Computing gradient of quadratic form using autograd

Xavier_Aramayo_Carra · November 20, 2023, 3:40pm

Hello, I am trying to compute the gradient of the following quadratic expression: x.T@A@x where x is a vector with n samples and m features and A is a matrix m times m, the direct derivative of this expression with respect to x is x@(A + A.T), I am trying to get this derivative using autograd function but I couldn’t do it, I implemented it this way:

n_samples = 5
n_features = 2
x = torch.randint(0, 5, (n_samples, n_features)).to(torch.float32).requires_grad_(True)
A  = torch.randint(0, 5, (n_features, n_features)).to(torch.float32)#.requires_grad_(True)

#Using Autograd
loss = (x @ A @ x.T).sum()
loss.backward()
grad = x.grad
grad2 = x @ (A + A.T)

print(grad)
print(grad2)

However, both results are different, the grad result corresponds to the sum over columns of grad2, for example:

grad = tensor([[96., 78.],
        [96., 78.],
        [96., 78.],
        [96., 78.],
        [96., 78.]])
grad2 = tensor([[12., 12.],
        [16., 14.],
        [20., 18.],
        [28., 22.],
        [20., 12.]], grad_fn=<MmBackward0>)
grad2.sum(dim=0) = tensor([96., 78.], grad_fn=<SumBackward1>)

I understand that this behavior is maybe due to the fact that I am using the .sum() operator before backward(), but I would like to know if I can get the same result as in the manual derivation. I appreciate any help and further explanation about this. Thanks in advance.

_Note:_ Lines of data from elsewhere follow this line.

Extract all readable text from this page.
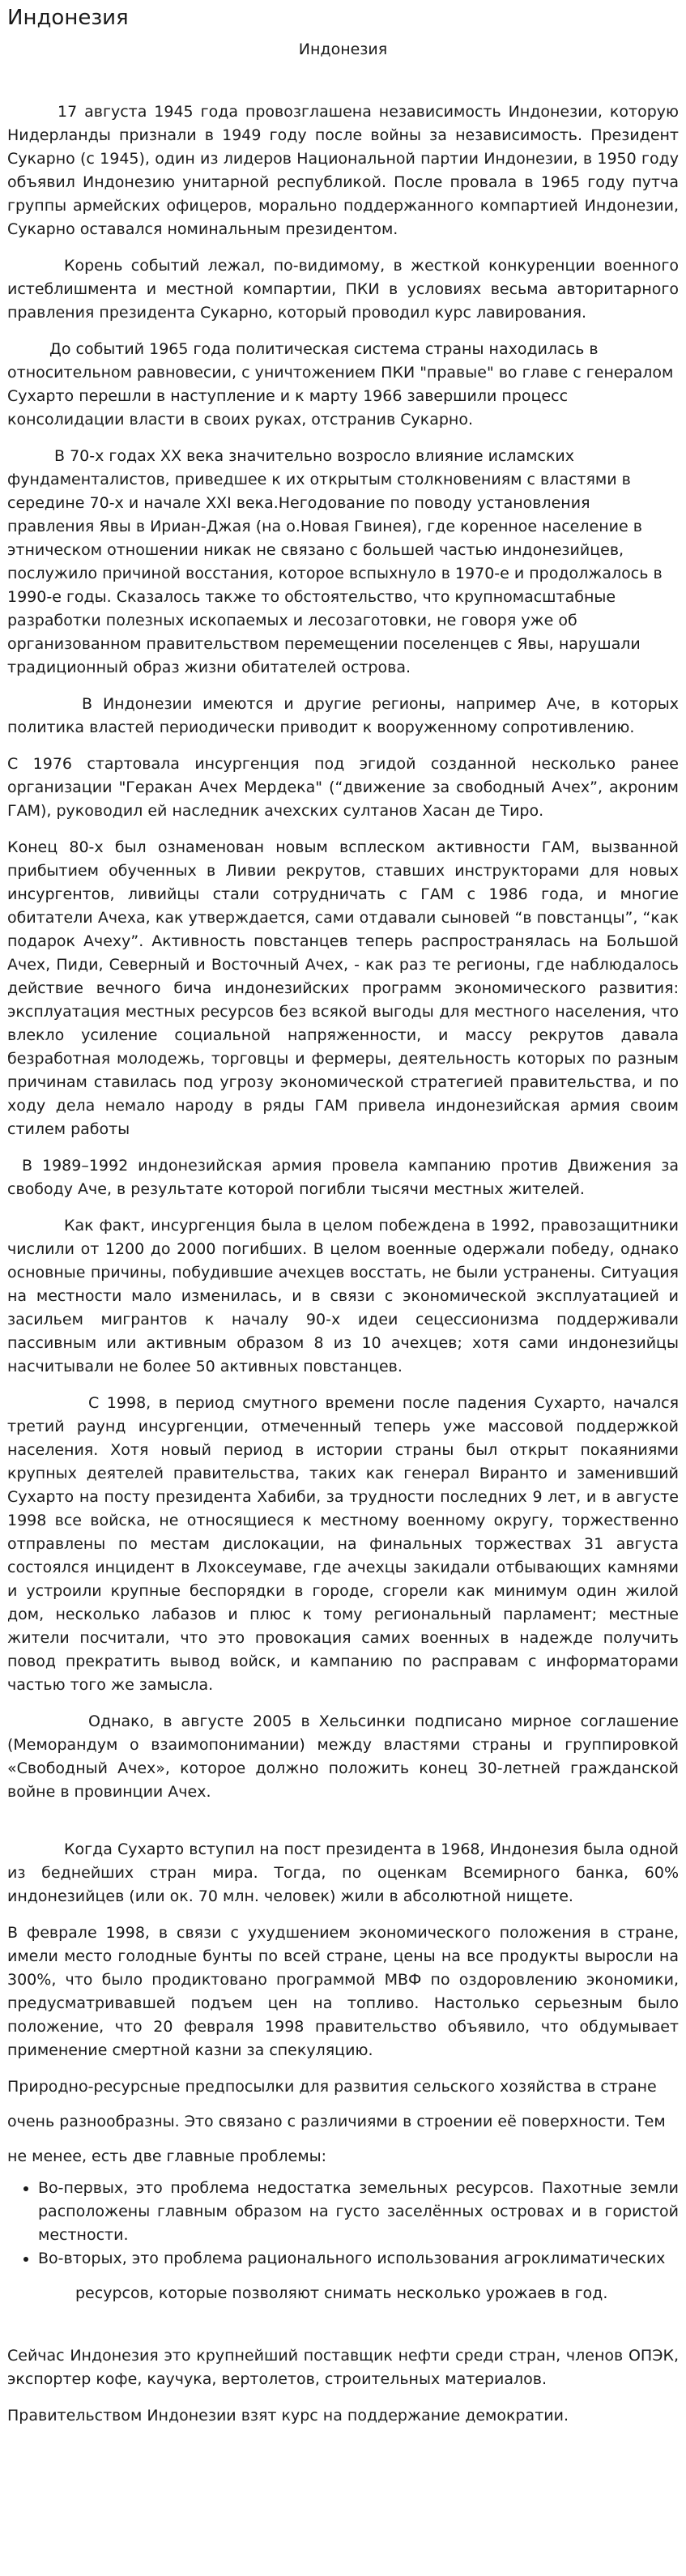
Индонезия
Индонезия

17 августа 1945 года провозглашена независимость Индонезии, которую Нидерланды признали в 1949 году после войны за независимость. Президент Сукарно (с 1945), один из лидеров Национальной партии Индонезии, в 1950 году объявил Индонезию унитарной республикой. После провала в 1965 году путча группы армейских офицеров, морально поддержанного компартией Индонезии, Сукарно оставался номинальным президентом.

Корень событий лежал, по-видимому, в жесткой конкуренции военного истеблишмента и местной компартии, ПКИ в условиях весьма авторитарного правления президента Сукарно, который проводил курс лавирования.

До событий 1965 года политическая система страны находилась в относительном равновесии, с уничтожением ПКИ "правые" во главе с генералом Сухарто перешли в наступление и к марту 1966 завершили процесс консолидации власти в своих руках, отстранив Сукарно.

В 70-х годах XX века значительно возросло влияние исламских фундаменталистов, приведшее к их открытым столкновениям с властями в середине 70-х и начале XXI века.Негодование по поводу установления правления Явы в Ириан-Джая (на о.Новая Гвинея), где коренное население в этническом отношении никак не связано с большей частью индонезийцев, послужило причиной восстания, которое вспыхнуло в 1970-е и продолжалось в 1990-е годы. Сказалось также то обстоятельство, что крупномасштабные разработки полезных ископаемых и лесозаготовки, не говоря уже об организованном правительством перемещении поселенцев с Явы, нарушали традиционный образ жизни обитателей острова.

В Индонезии имеются и другие регионы, например Аче, в которых политика властей периодически приводит к вооруженному сопротивлению.

С 1976 стартовала инсургенция под эгидой созданной несколько ранее организации "Геракан Ачех Мердека" (“движение за свободный Ачех”, акроним ГАМ), руководил ей наследник ачехских султанов Хасан де Тиро.

Конец 80-х был ознаменован новым всплеском активности ГАМ, вызванной прибытием обученных в Ливии рекрутов, ставших инструкторами для новых инсургентов, ливийцы стали сотрудничать с ГАМ с 1986 года, и многие обитатели Ачеха, как утверждается, сами отдавали сыновей “в повстанцы”, “как подарок Ачеху”. Активность повстанцев теперь распространялась на Большой Ачех, Пиди, Северный и Восточный Ачех, - как раз те регионы, где наблюдалось действие вечного бича индонезийских программ экономического развития: эксплуатация местных ресурсов без всякой выгоды для местного населения, что влекло усиление социальной напряженности, и массу рекрутов давала безработная молодежь, торговцы и фермеры, деятельность которых по разным причинам ставилась под угрозу экономической стратегией правительства, и по ходу дела немало народу в ряды ГАМ привела индонезийская армия своим стилем работы

В 1989–1992 индонезийская армия провела кампанию против Движения за свободу Аче, в результате которой погибли тысячи местных жителей.

Как факт, инсургенция была в целом побеждена в 1992, правозащитники числили от 1200 до 2000 погибших. В целом военные одержали победу, однако основные причины, побудившие ачехцев восстать, не были устранены. Ситуация на местности мало изменилась, и в связи с экономической эксплуатацией и засильем мигрантов к началу 90-х идеи сецессионизма поддерживали пассивным или активным образом 8 из 10 ачехцев; хотя сами индонезийцы насчитывали не более 50 активных повстанцев.

С 1998, в период смутного времени после падения Сухарто, начался третий раунд инсургенции, отмеченный теперь уже массовой поддержкой населения. Хотя новый период в истории страны был открыт покаяниями крупных деятелей правительства, таких как генерал Виранто и заменивший Сухарто на посту президента Хабиби, за трудности последних 9 лет, и в августе 1998 все войска, не относящиеся к местному военному округу, торжественно отправлены по местам дислокации, на финальных торжествах 31 августа состоялся инцидент в Лхоксеумаве, где ачехцы закидали отбывающих камнями и устроили крупные беспорядки в городе, сгорели как минимум один жилой дом, несколько лабазов и плюс к тому региональный парламент; местные жители посчитали, что это провокация самих военных в надежде получить повод прекратить вывод войск, и кампанию по расправам с информаторами частью того же замысла.

Однако, в августе 2005 в Хельсинки подписано мирное соглашение (Меморандум о взаимопонимании) между властями страны и группировкой «Свободный Ачех», которое должно положить конец 30-летней гражданской войне в провинции Ачех.

Когда Сухарто вступил на пост президента в 1968, Индонезия была одной из беднейших стран мира. Тогда, по оценкам Всемирного банка, 60% индонезийцев (или ок. 70 млн. человек) жили в абсолютной нищете.

В феврале 1998, в связи с ухудшением экономического положения в стране, имели место голодные бунты по всей стране, цены на все продукты выросли на 300%, что было продиктовано программой МВФ по оздоровлению экономики, предусматривавшей подъем цен на топливо. Настолько серьезным было положение, что 20 февраля 1998 правительство объявило, что обдумывает применение смертной казни за спекуляцию.

Природно-ресурсные предпосылки для развития сельского хозяйства в стране

очень разнообразны. Это связано с различиями в строении её поверхности. Тем

не менее, есть две главные проблемы:

• Во-первых, это проблема недостатка земельных ресурсов. Пахотные земли расположены главным образом на густо заселённых островах и в гористой местности.
• Во-вторых, это проблема рационального использования агроклиматических

ресурсов, которые позволяют снимать несколько урожаев в год.

Сейчас Индонезия это крупнейший поставщик нефти среди стран, членов ОПЭК, экспортер кофе, каучука, вертолетов, строительных материалов.

Правительством Индонезии взят курс на поддержание демократии.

KFrank · November 21, 2023, 4:49pm

Hi Xavier!

It’s not entirely clear what you are trying to compute here. (Note that
here you have the transpose in the wrong place, but you have it correct
in your sample code.)

Correcting the transpose, your expression x @ A @ x.T has shape
[n_samples, n_samples], so it’s unclear what you want to differentiate
with respect to x.

This formula gives you a batch (of length n_samples) of gradients (each
of which has length n_features) of scalar quadratic forms using A. So I
speculate that you want to compute x[i] @ A @ x[i] on a batch basis
and then compute the gradients of these scalars with respect to x[i] on
a batch basis.

You can use autograd to do what (I think) you want, but you have to
somehow select out the individual batch elements that you want.

Consider this tweaked version of your example code:

import torch
print (torch.__version__)

_ = torch.manual_seed (1066)

n_samples = 5
n_features = 2
x = torch.randint(0, 5, (n_samples, n_features)).to(torch.float32).requires_grad_(True)
A  = torch.randint(0, 5, (n_features, n_features)).to(torch.float32)#.requires_grad_(True)

#Using Autograd
loss = (x @ A @ x.T).sum()              # this includes  x[i] @ A @ x[j] terms
loss.backward()
grad = x.grad

x.grad = None
loss = (x @ A @ x.T).diagonal().sum()   # keep just the  x[i] @ A @ x[i] terms
loss.backward()
gradB = x.grad

grad2 = x @ (A + A.T)                   # batch of gradients for a batch of scalar quadratic forms

print(grad)
print(gradB)
print(grad2)

for  xi in x:                           # compute batch of gradients with explicit loop
    xi = xi.detach().requires_grad_()
    (xi @ A @ xi).backward()
    print (xi.grad)

Here is its output:

2.1.0
tensor([[68., 74.],
        [68., 74.],
        [68., 74.],
        [68., 74.],
        [68., 74.]])
tensor([[10., 20.],
        [18., 14.],
        [ 6.,  8.],
        [14., 12.],
        [20., 20.]])
tensor([[10., 20.],
        [18., 14.],
        [ 6.,  8.],
        [14., 12.],
        [20., 20.]], grad_fn=<MmBackward0>)
tensor([10., 20.])
tensor([18., 14.])
tensor([6., 8.])
tensor([14., 12.])
tensor([20., 20.])

This shows how you can use a loop to compute the batch of gradients
and also how you can do it using a single, loop-free call to .backward().

Yes, the .sum() is your problem (based on my assumption that you want
to focus on the individual scalar quadratic forms, x[i] @ A @ x[i]). In your
expression, .sum() is also summing over the cross terms x[i] @ A @ x[j].
There are various ways to deal with this, one being to use .diagonal() to
pluck out just the terms you want. The loop version in my example script
verifies that .diagonal().sum() does, in fact, give you what (I think) you
want.

Best.

K. Frank

Xavier_Aramayo_Carra · November 22, 2023, 12:19pm

That is what I was willing to do, thank you so much!